Monday, January 4, 2010

Solipsism.

One of my character traits is a tendency towards solipsism, the belief that my own mind is all that exists. I say that I tend towards solipsism rather than I truly believe that solipsism is true. I would say rather that my experience is such that my mind is to me substantially more real than the external world. In the end what matters to me is what goes on in my mind.

A consequence of this is a complete disinterest in what might happen after I am dead. While I don't have the firm belief that the Universe will cease to exist upon my death, the experience will be identical to it ceasing to exist. In practical terms, if you can't tell the difference between two eventualities, they are the same eventuality.

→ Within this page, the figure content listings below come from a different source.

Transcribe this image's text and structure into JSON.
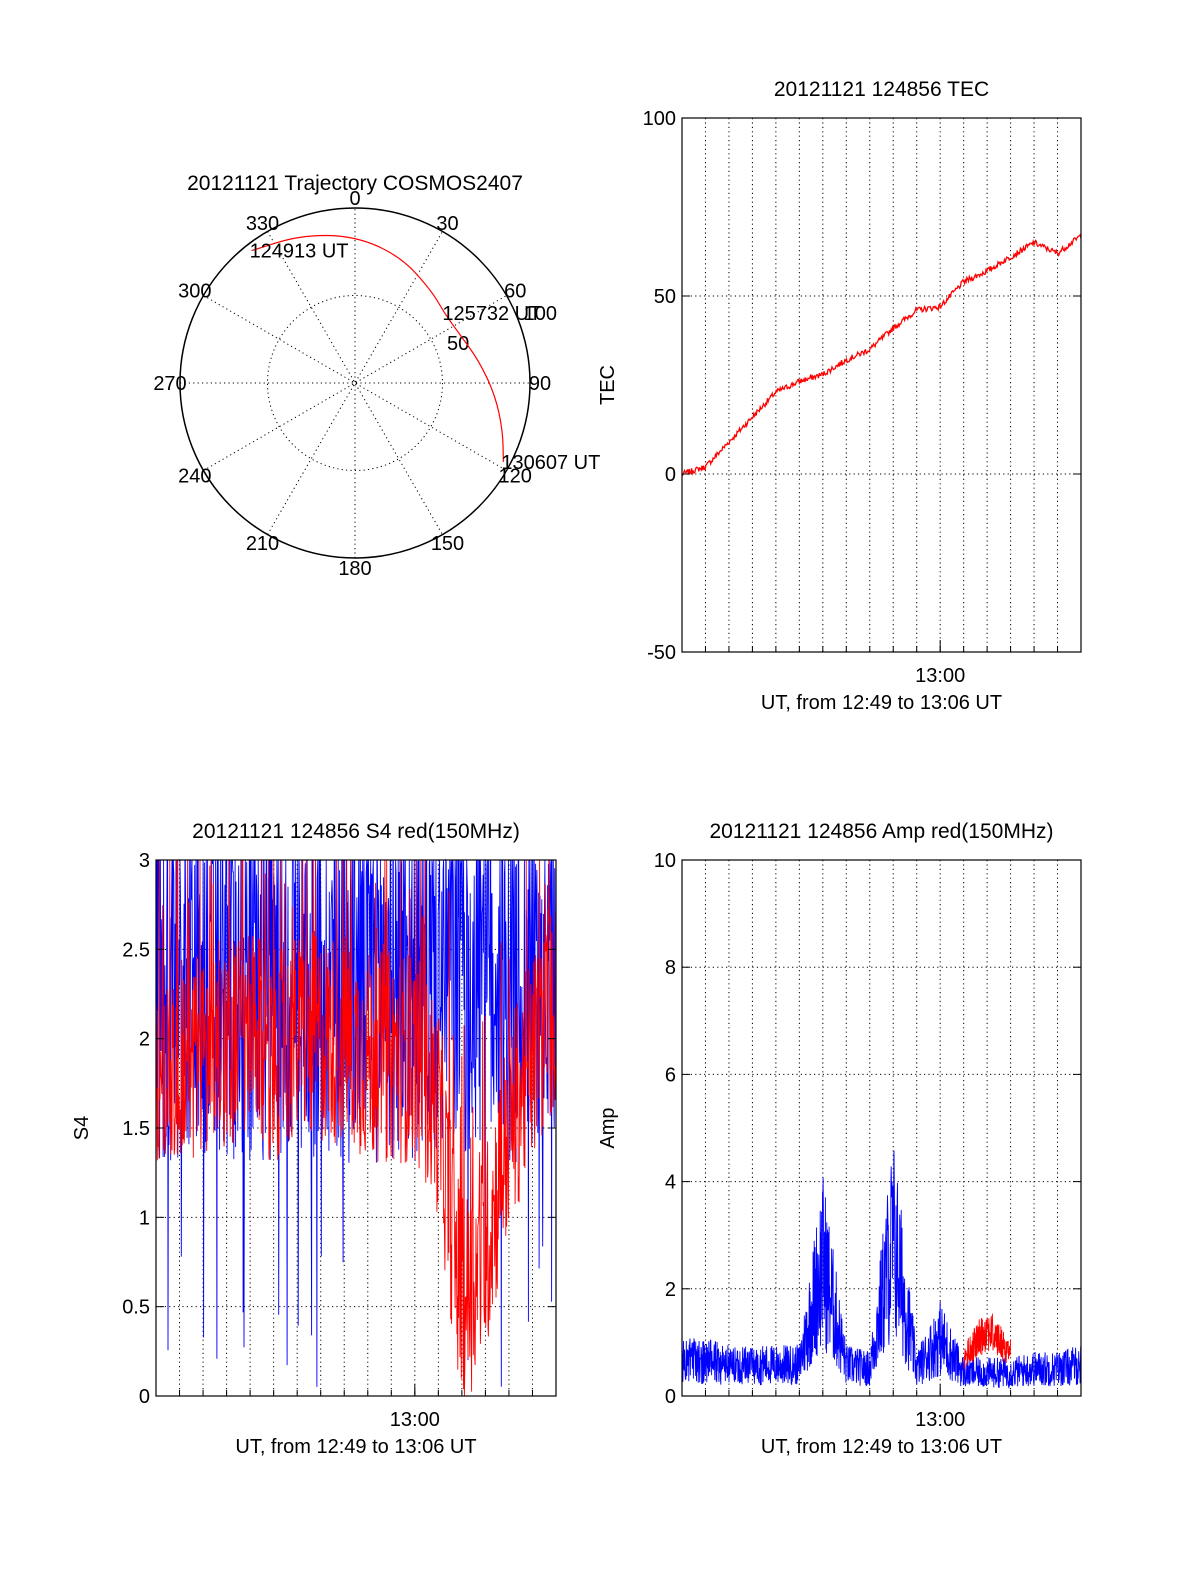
{
  "colors": {
    "red": "#ff0000",
    "blue": "#0000ff",
    "axis": "#000000"
  },
  "chart_data": [
    {
      "id": "trajectory",
      "type": "polar",
      "title": "20121121 Trajectory COSMOS2407",
      "angle_labels": [
        "0",
        "30",
        "60",
        "90",
        "120",
        "150",
        "180",
        "210",
        "240",
        "270",
        "300",
        "330"
      ],
      "radial_labels": [
        "50",
        "100"
      ],
      "point_labels": [
        {
          "text": "124913 UT",
          "azimuth": 322,
          "elevation": 10
        },
        {
          "text": "125732 UT",
          "azimuth": 52,
          "elevation": 36
        },
        {
          "text": "130607 UT",
          "azimuth": 118,
          "elevation": 10
        }
      ],
      "track": {
        "color": "red",
        "points": [
          {
            "azimuth": 322,
            "elevation": 10
          },
          {
            "azimuth": 340,
            "elevation": 15
          },
          {
            "azimuth": 0,
            "elevation": 20
          },
          {
            "azimuth": 20,
            "elevation": 26
          },
          {
            "azimuth": 40,
            "elevation": 33
          },
          {
            "azimuth": 52,
            "elevation": 36
          },
          {
            "azimuth": 65,
            "elevation": 35
          },
          {
            "azimuth": 80,
            "elevation": 30
          },
          {
            "azimuth": 95,
            "elevation": 23
          },
          {
            "azimuth": 108,
            "elevation": 16
          },
          {
            "azimuth": 118,
            "elevation": 10
          }
        ]
      }
    },
    {
      "id": "tec",
      "type": "line",
      "title": "20121121 124856 TEC",
      "xlabel": "UT, from 12:49 to 13:06 UT",
      "ylabel": "TEC",
      "xlim": [
        "12:49",
        "13:06"
      ],
      "ylim": [
        -50,
        100
      ],
      "yticks": [
        "100",
        "50",
        "0",
        "-50"
      ],
      "xtick_labels": [
        "13:00"
      ],
      "grid": true,
      "series": [
        {
          "color": "red",
          "x": [
            "12:49",
            "12:50",
            "12:51",
            "12:52",
            "12:53",
            "12:54",
            "12:55",
            "12:56",
            "12:57",
            "12:58",
            "12:59",
            "13:00",
            "13:01",
            "13:02",
            "13:03",
            "13:04",
            "13:05",
            "13:06"
          ],
          "y": [
            0,
            2,
            9,
            16,
            23,
            26,
            28,
            32,
            35,
            41,
            46,
            47,
            54,
            57,
            61,
            65,
            62,
            67
          ]
        }
      ]
    },
    {
      "id": "s4",
      "type": "line",
      "title": "20121121 124856 S4 red(150MHz)",
      "xlabel": "UT, from 12:49 to 13:06 UT",
      "ylabel": "S4",
      "xlim": [
        "12:49",
        "13:06"
      ],
      "ylim": [
        0,
        3
      ],
      "yticks": [
        "3",
        "2.5",
        "2",
        "1.5",
        "1",
        "0.5",
        "0"
      ],
      "xtick_labels": [
        "13:00"
      ],
      "grid": true,
      "series": [
        {
          "color": "blue",
          "note_values": "noisy signal, 1.2-3 with drop-outs to 0",
          "x": [
            "12:49",
            "12:50",
            "12:51",
            "12:52",
            "12:53",
            "12:54",
            "12:55",
            "12:56",
            "12:57",
            "12:58",
            "12:59",
            "13:00",
            "13:01",
            "13:02",
            "13:03",
            "13:04",
            "13:05",
            "13:06"
          ],
          "y": [
            2.2,
            2.4,
            2.3,
            2.2,
            2.5,
            2.3,
            2.4,
            2.3,
            2.2,
            2.4,
            2.3,
            2.2,
            2.4,
            2.3,
            2.4,
            2.3,
            2.4,
            2.5
          ]
        },
        {
          "color": "red",
          "x": [
            "12:49",
            "12:50",
            "12:51",
            "12:52",
            "12:53",
            "12:54",
            "12:55",
            "12:56",
            "12:57",
            "12:58",
            "12:59",
            "13:00",
            "13:01",
            "13:02",
            "13:03",
            "13:04",
            "13:05",
            "13:06"
          ],
          "y": [
            1.8,
            1.9,
            1.9,
            2.0,
            2.0,
            1.9,
            2.0,
            2.0,
            2.0,
            1.9,
            1.9,
            1.9,
            1.6,
            0.5,
            0.8,
            1.5,
            1.9,
            2.2
          ]
        }
      ]
    },
    {
      "id": "amp",
      "type": "line",
      "title": "20121121 124856 Amp red(150MHz)",
      "xlabel": "UT, from 12:49 to 13:06 UT",
      "ylabel": "Amp",
      "xlim": [
        "12:49",
        "13:06"
      ],
      "ylim": [
        0,
        10
      ],
      "yticks": [
        "10",
        "8",
        "6",
        "4",
        "2",
        "0"
      ],
      "xtick_labels": [
        "13:00"
      ],
      "grid": true,
      "series": [
        {
          "color": "blue",
          "x": [
            "12:49",
            "12:50",
            "12:51",
            "12:52",
            "12:53",
            "12:54",
            "12:55",
            "12:56",
            "12:57",
            "12:58",
            "12:59",
            "13:00",
            "13:01",
            "13:02",
            "13:03",
            "13:04",
            "13:05",
            "13:06"
          ],
          "y": [
            0.9,
            0.9,
            0.8,
            0.8,
            0.8,
            0.8,
            3.5,
            0.8,
            0.7,
            4.1,
            0.7,
            1.5,
            0.6,
            0.6,
            0.6,
            0.7,
            0.7,
            0.8
          ]
        },
        {
          "color": "red",
          "x": [
            "13:01",
            "13:02",
            "13:03"
          ],
          "y": [
            0.8,
            1.4,
            0.9
          ]
        }
      ]
    }
  ]
}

Therefore I have never worried about any legacy, or whether the world will be left as a better place once I've gone. I worry about whether the world is a better place because I'm in it, but not what I will be thinking on my deathbed. I think this is one of the great tragedies of how humanity measures the worth of lives, that is in terms of where that person is at the point of their death. I don't care about my funeral, I think the sensible thing to do would be to find the cheapest disposal mechanism and basically forget that I existed.

One way that this tendency manifests itself is when I have a particularly vivid dream it effects me to the same extent as a "real" event, or memory. I have been having particularly vivid dreams recently, with a couple of particularly strong moments. One is a really heart-wrenching moment, which I won't describe today because I want to be cheerful, and the other is the experience of swimming with dolphins in a tropical sea. As far as I am concerned I have swum with dolphins in a warm sea under beautiful sunlight, and I'm grateful for this wonderful experience.